L'attaque violente au cœur de la Tunisie ne fera que renforcer le sens d'un État démocratique naissant. Les images des députés tunisiens barricadés dans le Parlement – lieu par excellence de la démocratie d'un Etat - qui chantent haut et fort l'hymne national comme une arme contre les terroristes qui sont aux portes avec des Kalachnikov, ainsi que les milliers de Tunisiens qui sont descendus dans les rues pour montrer qu'ils veulent lutter contre le terrorisme islamiste, le visage découvert et en priant pour les victimes tuées avec les mains ouvertes vers Allah, ne sont pas une chronique normale d’un attentat habituel.
Ce sont des images qui provoquent des sentiments profonds, qui font émouvoir des personnes, comme moi, qui sont en sécurité en Italie, mais qui suivent le monde arabe avec l’œil non seulement d’un spectateur et chroniqueur, mais aussi de quelqu’un qui sait que ce monde est la maison d'origine. Et on s’émeut en la voyant s’abimer dans la violence de l'extrémisme islamique, dans la pauvreté des idées, dans l'ignorance que le pouvoir prétend. Si il y a des jeunes de la deuxième génération qui sont nés ou ont grandi en Occident et puis deviennent adeptes de l’Is, et qui partent de Londres ou de Paris pour intégrer les rangs du Califat, il faut savoir q’ il y en a beaucoup plus qui, peut-être hier, en voyant ces images de la Tunisie dans les rues contre le terrorisme islamiste, auraient volontiers pris un billet d'avion pour marcher avec eux.
Parce que les images d'hier, sont l'image claire du courage d'un pays qui tente depuis quatre ans de se lever sur ses propres jambes et avec difficulté. Un pays qui a osé utiliser la démocratie et qui a donc choisi. Il a d’abord voté pour Ennahda, parti islamiste, et puis il a décidé de changer l'attaquant.

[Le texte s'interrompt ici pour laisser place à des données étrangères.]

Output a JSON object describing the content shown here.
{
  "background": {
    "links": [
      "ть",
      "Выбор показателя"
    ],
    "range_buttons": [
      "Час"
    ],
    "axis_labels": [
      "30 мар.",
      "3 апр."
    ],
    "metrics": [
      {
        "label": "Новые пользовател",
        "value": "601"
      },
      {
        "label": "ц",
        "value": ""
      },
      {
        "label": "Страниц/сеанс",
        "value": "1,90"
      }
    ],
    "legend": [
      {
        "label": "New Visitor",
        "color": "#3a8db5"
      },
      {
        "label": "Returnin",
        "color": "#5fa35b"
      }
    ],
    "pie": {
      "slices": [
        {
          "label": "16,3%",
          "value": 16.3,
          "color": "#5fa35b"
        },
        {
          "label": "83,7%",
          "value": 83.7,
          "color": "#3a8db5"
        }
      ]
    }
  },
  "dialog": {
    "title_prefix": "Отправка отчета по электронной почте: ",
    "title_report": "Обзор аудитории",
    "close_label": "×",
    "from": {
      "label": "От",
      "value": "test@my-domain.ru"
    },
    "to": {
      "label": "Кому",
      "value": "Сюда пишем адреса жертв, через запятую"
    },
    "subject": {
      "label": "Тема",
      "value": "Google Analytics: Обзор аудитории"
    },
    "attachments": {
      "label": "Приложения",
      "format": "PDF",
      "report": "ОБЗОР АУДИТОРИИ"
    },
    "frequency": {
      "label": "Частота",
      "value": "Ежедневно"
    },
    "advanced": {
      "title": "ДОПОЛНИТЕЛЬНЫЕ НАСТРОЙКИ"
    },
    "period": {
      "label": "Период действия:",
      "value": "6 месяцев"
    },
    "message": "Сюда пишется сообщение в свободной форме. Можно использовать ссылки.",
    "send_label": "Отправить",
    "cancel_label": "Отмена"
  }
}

Mais il a toujours choisi en sachant, et donc dans le cadre de la démocratie. La Tunisie, tout simplement, a choisi d'être grande. Pour les fondamentalistes islamiques, qui choisit provoque tourment et peur. En fait, ils sont au pouvoir dans des endroits où il y a peu de choix. Ils sont au pouvoir dans des zones fragiles, marquées par la guerre, comme en Irak et en Syrie, ou par les conflits entre factions, comme en Libye. Ou même dans des territoires abandonnés à leur sort, le Nigeria et le Sahel.
L'avancée de l'Is, se base sur les injustices commises au détriment de populations entières, mais aussi sur le vide des idées, d'une société musulmane qui pendant des décennies a été soumise à plusieurs pouvoirs et intérêts, à l’exception du premier et principal : l’intérêt de la société elle-même. On a investi dans l'ignorance et la servilité, dans une rive sud de la Méditerranée fragile, pour qu’elle soit mieux manipulable. Donc, nous sommes confrontés trop souvent au vide qui est rempli par les idéologies devenues méchantes et imprégnées de haine pour tout ce qui est différent d'elles.

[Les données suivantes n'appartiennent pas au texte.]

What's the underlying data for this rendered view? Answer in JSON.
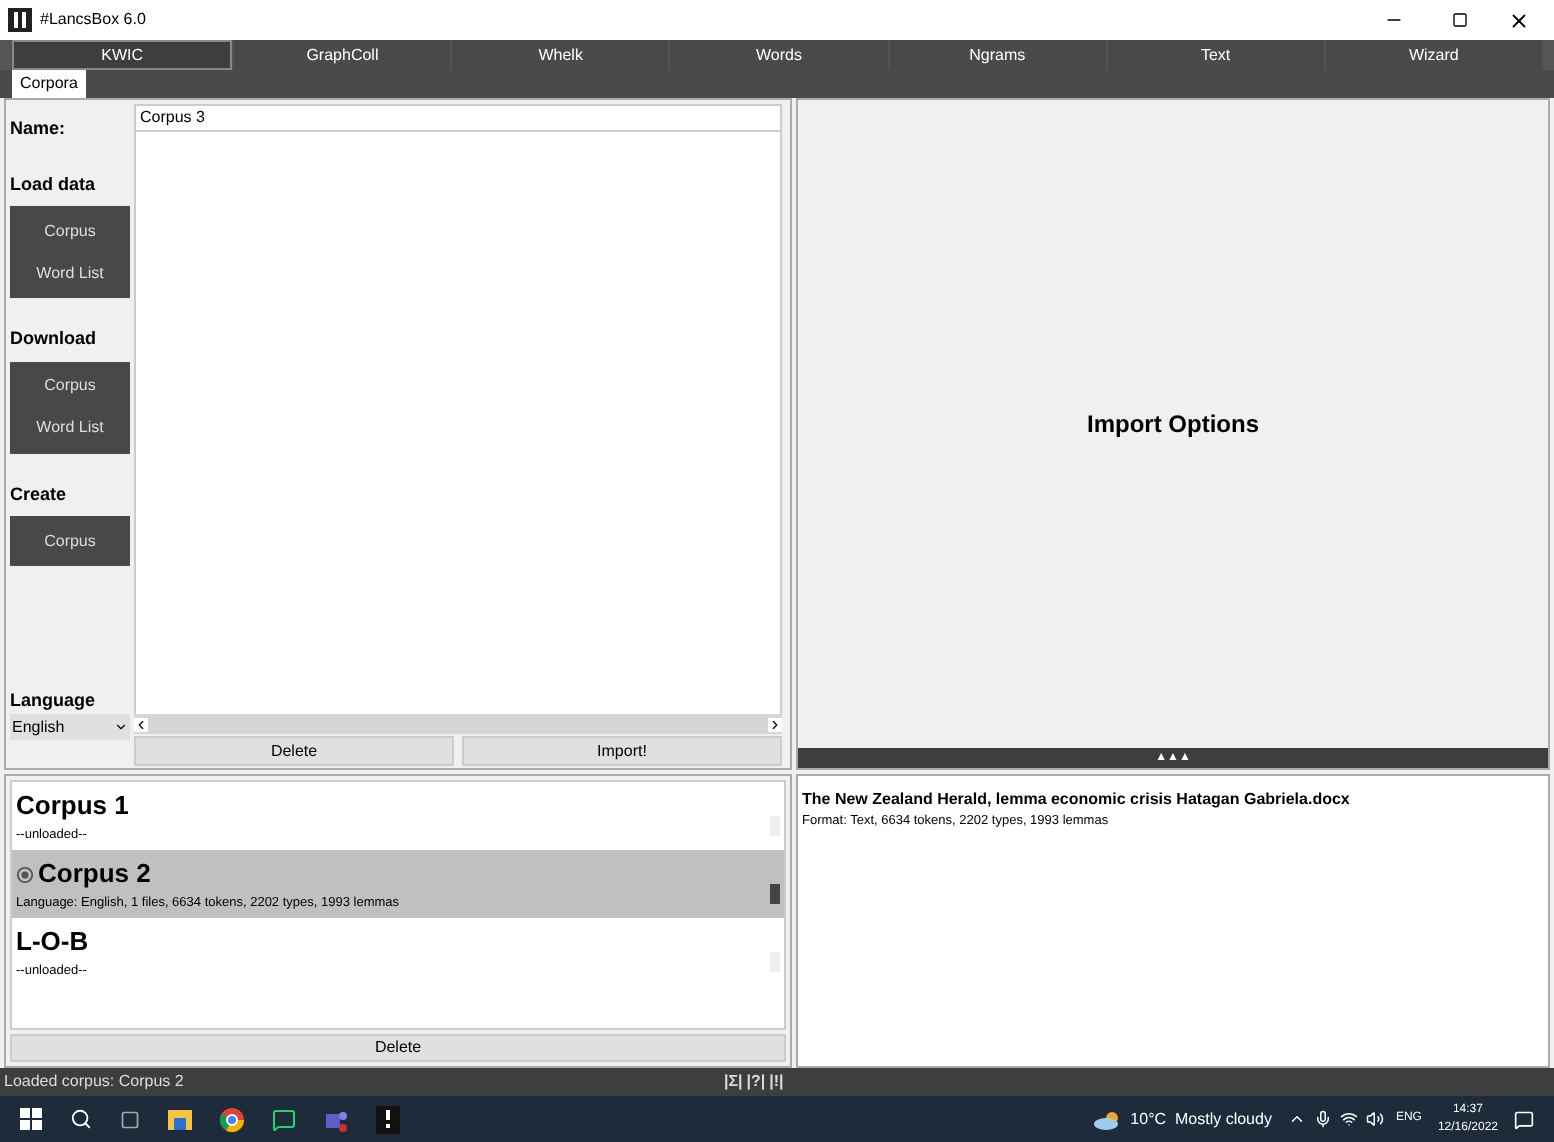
{
  "window": {
    "title": "#LancsBox 6.0"
  },
  "tabs": [
    {
      "label": "KWIC",
      "selected": true
    },
    {
      "label": "GraphColl",
      "selected": false
    },
    {
      "label": "Whelk",
      "selected": false
    },
    {
      "label": "Words",
      "selected": false
    },
    {
      "label": "Ngrams",
      "selected": false
    },
    {
      "label": "Text",
      "selected": false
    },
    {
      "label": "Wizard",
      "selected": false
    }
  ],
  "subtabs": [
    {
      "label": "Corpora",
      "selected": true
    }
  ],
  "sidebar": {
    "name_label": "Name:",
    "sections": [
      {
        "title": "Load data",
        "buttons": [
          "Corpus",
          "Word List"
        ]
      },
      {
        "title": "Download",
        "buttons": [
          "Corpus",
          "Word List"
        ]
      },
      {
        "title": "Create",
        "buttons": [
          "Corpus"
        ]
      }
    ],
    "language_label": "Language",
    "language": "English"
  },
  "name_field": {
    "value": "Corpus 3"
  },
  "buttons": [
    "Delete",
    "Import!"
  ],
  "import_options": {
    "title": "Import Options",
    "collapse": "▲▲▲"
  },
  "corpora": [
    {
      "name": "Corpus 1",
      "info": "--unloaded--",
      "selected": false
    },
    {
      "name": "Corpus 2",
      "info": "Language: English, 1 files, 6634 tokens, 2202 types, 1993 lemmas",
      "selected": true
    },
    {
      "name": "L-O-B",
      "info": "--unloaded--",
      "selected": false
    }
  ],
  "corpora_delete": "Delete",
  "file": {
    "name": "The New Zealand Herald, lemma economic crisis Hatagan Gabriela.docx",
    "info": "Format: Text, 6634 tokens, 2202 types, 1993 lemmas"
  },
  "status_bar": {
    "text": "Loaded corpus: Corpus 2",
    "indicators": [
      "|Σ|",
      "|?|",
      "|!|"
    ]
  },
  "taskbar": {
    "weather": "10°C  Mostly cloudy",
    "language": "ENG",
    "time": "14:37",
    "date": "12/16/2022"
  }
}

Mais en Tunisie une autre histoire est possible. Le Président Essebsi, hier, dans son discours à la nation, a dit clairement : je veux que les Tunisiens sachent que nous sommes en guerre contre le terrorisme. C'est vrai. Mais cette guerre concerne tout le monde musulman. Et la Tunisie est le véritable laboratoire d'une expérience authentique de démocratique encore plus que l'Egypte, et elle est appelée à se battre et à gagner. Et nous sommes appelés plus que jamais à l’aider par tous les moyens à notre disposition.
La Tunisie est le pays le plus laïc dans le monde musulman, avec une expérience de dizaines d’années, y compris le régime de Ben Ali. Et c’est pour ça qu’elle est le véritable défi à l'intégrisme islamique. De ce pays peuvent naitre des idées authentiques pour un monde musulman qui attend depuis des années son siècle des Lumières à opposer au Califat.